In the end, much will depend on economic growth in both countries during the post-pandemic years. Both have achieved quite well-advanced vaccination programmes thanks to public investment in support of vaccine production capacity and measures of vaccine nationalism. Relatively rapid lifting of restrictions on social interaction could stimulate the release of pent-up demand represented in unusually high personal savings rates. Subject to what happens to inflation, the best-case scenario is for rapid growth in tax receipts along with GDP to begin to reverse the course of the debt-to-GDP ratio.

If that happens, it could be that Chancellor Sunak’s pledged tax increases are never actually implemented, which would not be a first for a Conservative chancellor. The surprising gap in his budget was the lack of any plan or strategy for long-term growth, especially against the background of Brexit-related declines in the UK’s trade with its EU neighbours.

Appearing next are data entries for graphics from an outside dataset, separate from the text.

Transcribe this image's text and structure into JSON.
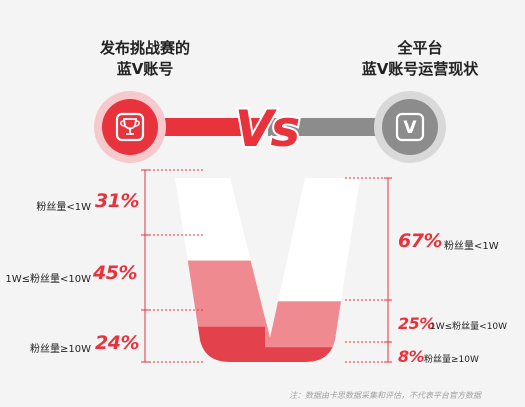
{
  "left_title": {
    "line1": "发布挑战赛的",
    "line2": "蓝V账号"
  },
  "right_title": {
    "line1": "全平台",
    "line2": "蓝V账号运营现状"
  },
  "vs_text": "Vs",
  "right_icon_text": "V",
  "left_icon": "trophy-icon",
  "right_icon": "v-badge-icon",
  "colors": {
    "accent": "#e8323c",
    "tier_small": "#fbc9cd",
    "tier_mid": "#f08a91",
    "tier_large": "#e3424c",
    "gray": "#8c8c8c"
  },
  "note": "注：数据由卡思数据采集和评估，不代表平台官方数据",
  "chart_data": [
    {
      "type": "bar",
      "title": "发布挑战赛的蓝V账号",
      "categories": [
        "粉丝量<1W",
        "1W≤粉丝量<10W",
        "粉丝量≥10W"
      ],
      "values": [
        31,
        45,
        24
      ],
      "value_labels": [
        "31%",
        "45%",
        "24%"
      ]
    },
    {
      "type": "bar",
      "title": "全平台蓝V账号运营现状",
      "categories": [
        "粉丝量<1W",
        "1W≤粉丝量<10W",
        "粉丝量≥10W"
      ],
      "values": [
        67,
        25,
        8
      ],
      "value_labels": [
        "67%",
        "25%",
        "8%"
      ]
    }
  ]
}
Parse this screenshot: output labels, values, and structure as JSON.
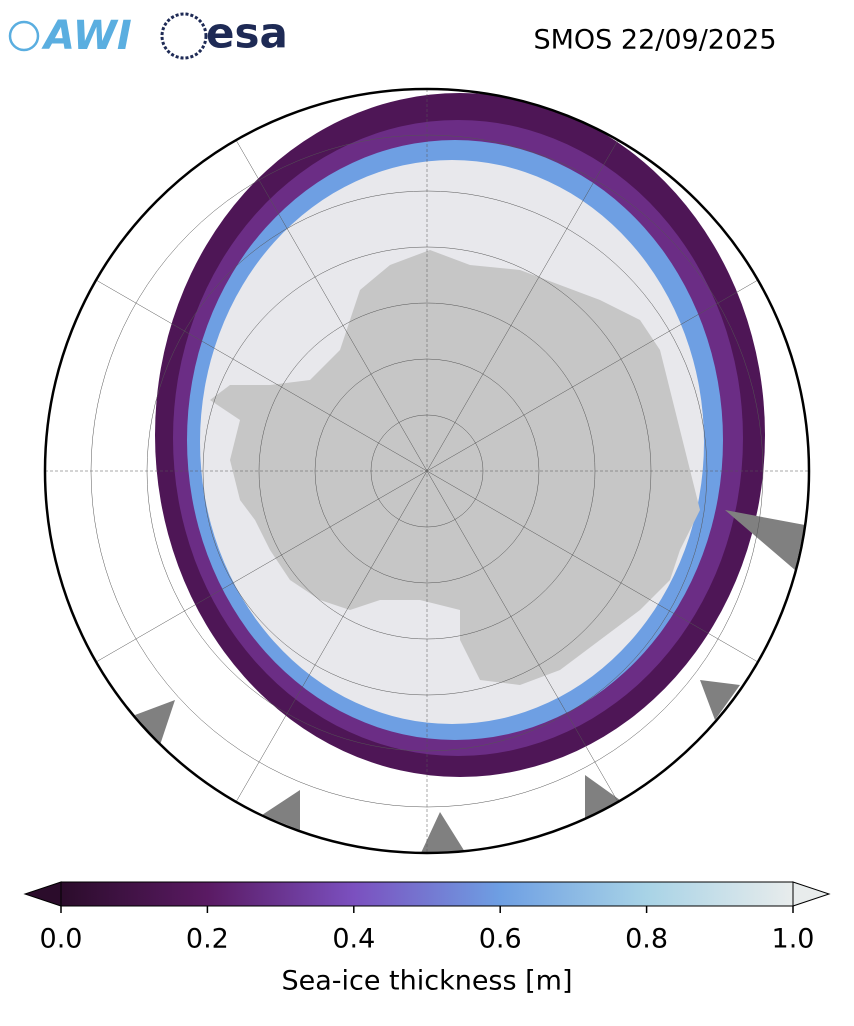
{
  "header": {
    "logos": [
      "AWI",
      "esa"
    ],
    "title": "SMOS 22/09/2025"
  },
  "colorbar": {
    "label": "Sea-ice thickness [m]",
    "lim": [
      0,
      1
    ],
    "ticks": [
      {
        "value": 0,
        "label": "0.0"
      },
      {
        "value": 0.2,
        "label": "0.2"
      },
      {
        "value": 0.4,
        "label": "0.4"
      },
      {
        "value": 0.6,
        "label": "0.6"
      },
      {
        "value": 0.8,
        "label": "0.8"
      },
      {
        "value": 1,
        "label": "1.0"
      }
    ],
    "colors": [
      "#2b0c2b",
      "#5a1a63",
      "#7b50bf",
      "#6e9fe3",
      "#a8d3e6",
      "#e8ecec"
    ]
  }
}
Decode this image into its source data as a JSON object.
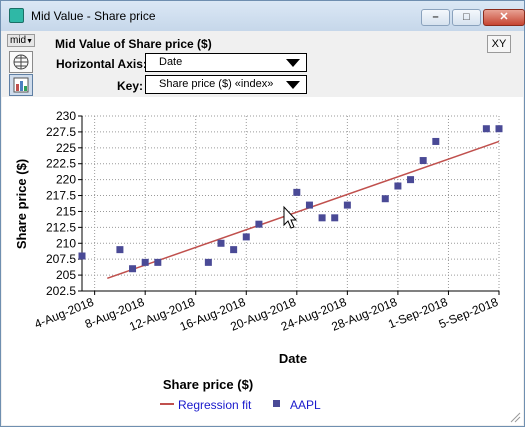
{
  "window": {
    "title": "Mid Value - Share price",
    "minimize_icon": "minimize-icon",
    "maximize_icon": "maximize-icon",
    "close_icon": "close-icon"
  },
  "toolbar": {
    "mid_label": "mid",
    "header_title": "Mid Value of Share price ($)",
    "xy_label": "XY",
    "horizontal_axis_label": "Horizontal Axis:",
    "horizontal_axis_value": "Date",
    "key_label": "Key:",
    "key_value": "Share price ($) «index»",
    "table_view_icon": "table-view-icon",
    "graph_view_icon": "graph-view-icon"
  },
  "colors": {
    "points": "#4a4a96",
    "fit_line": "#c0504d",
    "legend_text": "#1a1acc"
  },
  "chart_data": {
    "type": "scatter",
    "xlabel": "Date",
    "ylabel": "Share price ($)",
    "x_ticks": [
      "4-Aug-2018",
      "8-Aug-2018",
      "12-Aug-2018",
      "16-Aug-2018",
      "20-Aug-2018",
      "24-Aug-2018",
      "28-Aug-2018",
      "1-Sep-2018",
      "5-Sep-2018"
    ],
    "y_ticks": [
      "202.5",
      "205",
      "207.5",
      "210",
      "212.5",
      "215",
      "217.5",
      "220",
      "222.5",
      "225",
      "227.5",
      "230"
    ],
    "xlim": [
      "2018-08-03",
      "2018-09-05"
    ],
    "ylim": [
      202.5,
      230
    ],
    "grid": true,
    "legend_title": "Share price ($)",
    "legend_position": "bottom",
    "series": [
      {
        "name": "AAPL",
        "type": "scatter",
        "points": [
          [
            "2018-08-03",
            208.0
          ],
          [
            "2018-08-06",
            209.0
          ],
          [
            "2018-08-07",
            206.0
          ],
          [
            "2018-08-08",
            207.0
          ],
          [
            "2018-08-09",
            207.0
          ],
          [
            "2018-08-13",
            207.0
          ],
          [
            "2018-08-14",
            210.0
          ],
          [
            "2018-08-15",
            209.0
          ],
          [
            "2018-08-16",
            211.0
          ],
          [
            "2018-08-17",
            213.0
          ],
          [
            "2018-08-20",
            218.0
          ],
          [
            "2018-08-21",
            216.0
          ],
          [
            "2018-08-22",
            214.0
          ],
          [
            "2018-08-23",
            214.0
          ],
          [
            "2018-08-24",
            216.0
          ],
          [
            "2018-08-27",
            217.0
          ],
          [
            "2018-08-28",
            219.0
          ],
          [
            "2018-08-29",
            220.0
          ],
          [
            "2018-08-30",
            223.0
          ],
          [
            "2018-08-31",
            226.0
          ],
          [
            "2018-09-04",
            228.0
          ],
          [
            "2018-09-05",
            228.0
          ]
        ]
      },
      {
        "name": "Regression fit",
        "type": "line",
        "points": [
          [
            "2018-08-05",
            204.5
          ],
          [
            "2018-09-05",
            226.0
          ]
        ]
      }
    ]
  }
}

It may not be too fanciful to expect the British government to watch carefully the infrastructure plans likely to emerge in Washington this spring and to start preparing its own. There is, after all, plenty of potential ways in which the currently low cost of long-term borrowing could be exploited for productive uses. Sunak’s prime minister, Boris Johnson, has always shown a penchant for grand projects such as airports and bridges. Given time, the British and American approaches could converge.